03/08/2006 - 08:30:43
Supermarket group Morrisons boosted recovery hopes today after revealing like-for-like sales jumped 6.1% in the past nine weeks.

The UK-based chain, which has faced difficulties since the acquisition of larger rival Safeway in 2005, said trading continued the encouraging trends reported earlier in the year.

Chairman Ken Morrison added the company was pleased with progress, particularly from a better-than-expected improvement in margins.

Shares jumped by 5% following the trading update.

The 6.1% increase in like-for-like sales - stripping out the impact of fuel sales - took the figure for the 25 weeks to July 23 to 4.6%. The improvement was seen in core Morrisons stores, as well as those converted from the Safeway format.

Total sales fell by 2.2% because Morrisons has sold off a number of sites as part of the integration of the Safeway portfolio.
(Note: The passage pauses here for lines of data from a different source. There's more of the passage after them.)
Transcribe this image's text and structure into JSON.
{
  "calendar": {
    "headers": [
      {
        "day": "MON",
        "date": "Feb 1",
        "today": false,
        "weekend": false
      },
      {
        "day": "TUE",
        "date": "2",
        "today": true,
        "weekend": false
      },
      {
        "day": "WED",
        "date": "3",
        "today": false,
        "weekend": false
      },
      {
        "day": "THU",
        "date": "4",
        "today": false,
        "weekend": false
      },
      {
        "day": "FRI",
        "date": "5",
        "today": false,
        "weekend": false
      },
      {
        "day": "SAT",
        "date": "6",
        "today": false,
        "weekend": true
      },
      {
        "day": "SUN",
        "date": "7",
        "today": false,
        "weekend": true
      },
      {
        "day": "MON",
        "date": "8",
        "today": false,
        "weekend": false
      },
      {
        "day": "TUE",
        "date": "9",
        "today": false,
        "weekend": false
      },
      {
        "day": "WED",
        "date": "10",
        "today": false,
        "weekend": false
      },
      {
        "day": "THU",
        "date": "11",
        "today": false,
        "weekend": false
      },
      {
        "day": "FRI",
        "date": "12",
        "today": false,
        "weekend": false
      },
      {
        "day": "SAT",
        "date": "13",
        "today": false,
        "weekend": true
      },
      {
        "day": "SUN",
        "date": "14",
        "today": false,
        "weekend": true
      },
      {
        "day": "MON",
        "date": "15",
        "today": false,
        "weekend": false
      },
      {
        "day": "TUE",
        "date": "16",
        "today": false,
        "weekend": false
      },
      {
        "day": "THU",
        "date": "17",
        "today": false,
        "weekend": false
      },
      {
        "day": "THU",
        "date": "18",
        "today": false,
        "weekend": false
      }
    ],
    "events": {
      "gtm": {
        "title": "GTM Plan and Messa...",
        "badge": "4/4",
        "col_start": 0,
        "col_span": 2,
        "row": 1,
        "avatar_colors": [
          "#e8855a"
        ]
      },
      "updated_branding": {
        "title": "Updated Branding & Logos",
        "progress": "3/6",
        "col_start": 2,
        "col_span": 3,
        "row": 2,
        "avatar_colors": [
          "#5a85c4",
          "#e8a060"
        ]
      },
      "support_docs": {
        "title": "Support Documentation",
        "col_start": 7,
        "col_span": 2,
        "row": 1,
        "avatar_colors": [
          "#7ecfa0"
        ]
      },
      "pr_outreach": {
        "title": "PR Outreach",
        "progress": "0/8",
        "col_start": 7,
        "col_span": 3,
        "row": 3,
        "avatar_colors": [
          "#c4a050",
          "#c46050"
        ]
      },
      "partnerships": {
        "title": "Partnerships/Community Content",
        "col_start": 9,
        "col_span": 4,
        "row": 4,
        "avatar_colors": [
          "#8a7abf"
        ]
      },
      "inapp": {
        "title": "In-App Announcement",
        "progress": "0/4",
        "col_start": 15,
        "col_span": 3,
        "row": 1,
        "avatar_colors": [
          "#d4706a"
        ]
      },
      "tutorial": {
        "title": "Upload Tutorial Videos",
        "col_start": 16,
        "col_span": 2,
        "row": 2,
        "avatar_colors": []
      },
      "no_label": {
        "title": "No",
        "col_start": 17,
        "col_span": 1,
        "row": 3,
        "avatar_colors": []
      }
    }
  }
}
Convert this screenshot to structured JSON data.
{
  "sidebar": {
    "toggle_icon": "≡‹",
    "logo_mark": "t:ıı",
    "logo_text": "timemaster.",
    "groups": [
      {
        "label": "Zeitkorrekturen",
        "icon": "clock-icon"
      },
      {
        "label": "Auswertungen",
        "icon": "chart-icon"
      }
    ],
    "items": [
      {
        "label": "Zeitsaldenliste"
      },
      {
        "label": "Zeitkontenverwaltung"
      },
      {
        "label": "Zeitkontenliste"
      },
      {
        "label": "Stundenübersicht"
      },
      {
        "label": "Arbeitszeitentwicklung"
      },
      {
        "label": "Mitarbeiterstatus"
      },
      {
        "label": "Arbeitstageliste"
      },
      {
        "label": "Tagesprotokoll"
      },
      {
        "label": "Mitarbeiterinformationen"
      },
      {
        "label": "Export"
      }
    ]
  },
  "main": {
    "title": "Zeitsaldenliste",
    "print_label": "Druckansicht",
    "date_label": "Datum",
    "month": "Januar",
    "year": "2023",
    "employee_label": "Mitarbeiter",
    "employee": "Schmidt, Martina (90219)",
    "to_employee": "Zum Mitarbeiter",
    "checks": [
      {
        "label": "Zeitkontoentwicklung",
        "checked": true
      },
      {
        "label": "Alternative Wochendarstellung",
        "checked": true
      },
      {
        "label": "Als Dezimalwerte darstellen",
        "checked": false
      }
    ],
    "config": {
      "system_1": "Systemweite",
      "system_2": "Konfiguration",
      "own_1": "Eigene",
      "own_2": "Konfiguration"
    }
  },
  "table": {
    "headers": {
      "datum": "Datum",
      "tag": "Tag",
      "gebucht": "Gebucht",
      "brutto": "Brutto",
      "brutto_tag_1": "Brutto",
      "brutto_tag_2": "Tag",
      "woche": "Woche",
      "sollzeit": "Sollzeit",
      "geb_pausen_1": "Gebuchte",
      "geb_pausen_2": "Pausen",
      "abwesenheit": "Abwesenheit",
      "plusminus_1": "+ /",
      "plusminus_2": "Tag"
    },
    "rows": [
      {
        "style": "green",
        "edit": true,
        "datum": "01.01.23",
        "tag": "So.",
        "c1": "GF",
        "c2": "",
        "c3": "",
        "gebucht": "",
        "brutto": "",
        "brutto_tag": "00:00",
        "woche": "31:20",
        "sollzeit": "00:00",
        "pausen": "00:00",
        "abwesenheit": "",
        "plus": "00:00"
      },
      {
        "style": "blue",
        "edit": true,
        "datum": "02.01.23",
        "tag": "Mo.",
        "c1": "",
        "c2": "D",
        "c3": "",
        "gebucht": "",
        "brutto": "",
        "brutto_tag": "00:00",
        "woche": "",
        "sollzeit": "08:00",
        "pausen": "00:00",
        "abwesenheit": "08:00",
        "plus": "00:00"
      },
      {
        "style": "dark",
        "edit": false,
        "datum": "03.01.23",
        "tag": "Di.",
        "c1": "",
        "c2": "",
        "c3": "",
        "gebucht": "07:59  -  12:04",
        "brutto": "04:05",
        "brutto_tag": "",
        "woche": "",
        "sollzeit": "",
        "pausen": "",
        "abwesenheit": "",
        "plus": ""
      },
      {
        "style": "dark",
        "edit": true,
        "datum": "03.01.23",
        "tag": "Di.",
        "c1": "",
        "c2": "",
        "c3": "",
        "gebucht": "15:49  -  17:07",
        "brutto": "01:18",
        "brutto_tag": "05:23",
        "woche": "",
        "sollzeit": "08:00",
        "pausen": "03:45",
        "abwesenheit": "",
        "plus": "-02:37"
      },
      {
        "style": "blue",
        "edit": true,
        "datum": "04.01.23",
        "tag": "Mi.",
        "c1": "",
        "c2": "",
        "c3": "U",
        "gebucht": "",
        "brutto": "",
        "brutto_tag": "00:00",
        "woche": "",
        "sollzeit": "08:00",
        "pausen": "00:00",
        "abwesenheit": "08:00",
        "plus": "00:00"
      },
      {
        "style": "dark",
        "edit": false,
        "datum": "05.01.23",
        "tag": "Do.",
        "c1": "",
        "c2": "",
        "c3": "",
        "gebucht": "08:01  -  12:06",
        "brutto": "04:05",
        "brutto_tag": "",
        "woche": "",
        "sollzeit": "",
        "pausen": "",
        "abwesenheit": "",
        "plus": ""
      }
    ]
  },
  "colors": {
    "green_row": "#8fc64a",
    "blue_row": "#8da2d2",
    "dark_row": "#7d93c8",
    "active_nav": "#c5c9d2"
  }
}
Morrison said: “The board is pleased with the progress being made towards the delivery of our optimisation plan targets – in particular our goal to improve gross margin by 90 basis points over three years, which is being delivered ahead of plan.”

Morrisons has issued a string of profits warnings as a result of logistical problems relating to the integration of £3bn (€4.4bn) acquisition Safeway.

There have also been problems in the boardroom over the role of the group’s 74-year-old chairman Morrison, son of the group’s founder.

The group announced in June that Morrison had bowed to shareholder pressure and would relinquish effective control of the firm.

He will stay on as chairman until 2008 as already planned, but new chief executive Marc Bollard, who takes over from Bob Stott in September, will take control of the executive board, which is responsible for the day-to-day running of the group and is currently chaired by Morrison.